Tetralogy of Fallot is one of the most common congenital cardiac malformations, accounting for 5% to 10% of all congenital heart defects diagnosed in infants born alive. Tetralogy of Fallot has an incidence rate of 2 to 3 per 10,000 live births.
Tetralogy of Fallot is not a fatal condition, but the condition can be fatal, depending on the severity of the defects and the presence of any additional anomalies. Tetralogy of Fallot is associated with additional cardiac defects such as atrial septal defects (ASD) as well as the absence of the pulmonary valve, which occurs in 3-6% of cases.

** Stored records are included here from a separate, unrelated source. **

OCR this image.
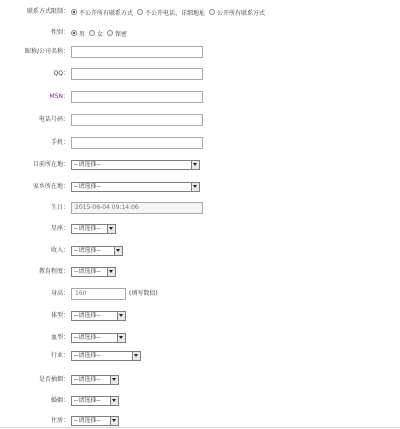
联系方式限制： 不公开所有联系方式 不公开电话、详细地址 公开所有联系方式
性别： 男 女 保密
昵称/公司名称：
QQ：
MSN：
电话号码：
手机：
目前所在地： --请选择--
家乡所在地： --请选择--
生日：	2015-06-04 09:14:06
星座： --请选择--
收入： --请选择--
教育程度： --请选择--
身高：	160	(填写数值)
体型： --请选择--
血型： --请选择--
行业： --请选择--
是否抽烟： --请选择--
婚姻： --请选择--
住房： --请选择--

Fetal karyotype testing is recommended following a diagnosis of Tetralogy of Fallot, as 12-50% of cases have an associated chromosomal abnormality, with trisomy 13, trisomy 18, and trisomy 21 (Down syndrome) being the most common. When chromosomal abnormalities are present, the risk of intrauterine fetal demise increases. Hydrops fetalis is also associated with tetralogy of fallot, and when this condition is present, the prognosis for tetralogy of fallot is poor.
The cause of tetralogy of fallot is unknown. The recurrence risk for tetralogy of fallot is 2.5% if one sibling has the condition, 8% if two siblings have the condition, 2.5% if the mother has the condition, and 1.5% if the father has the condition.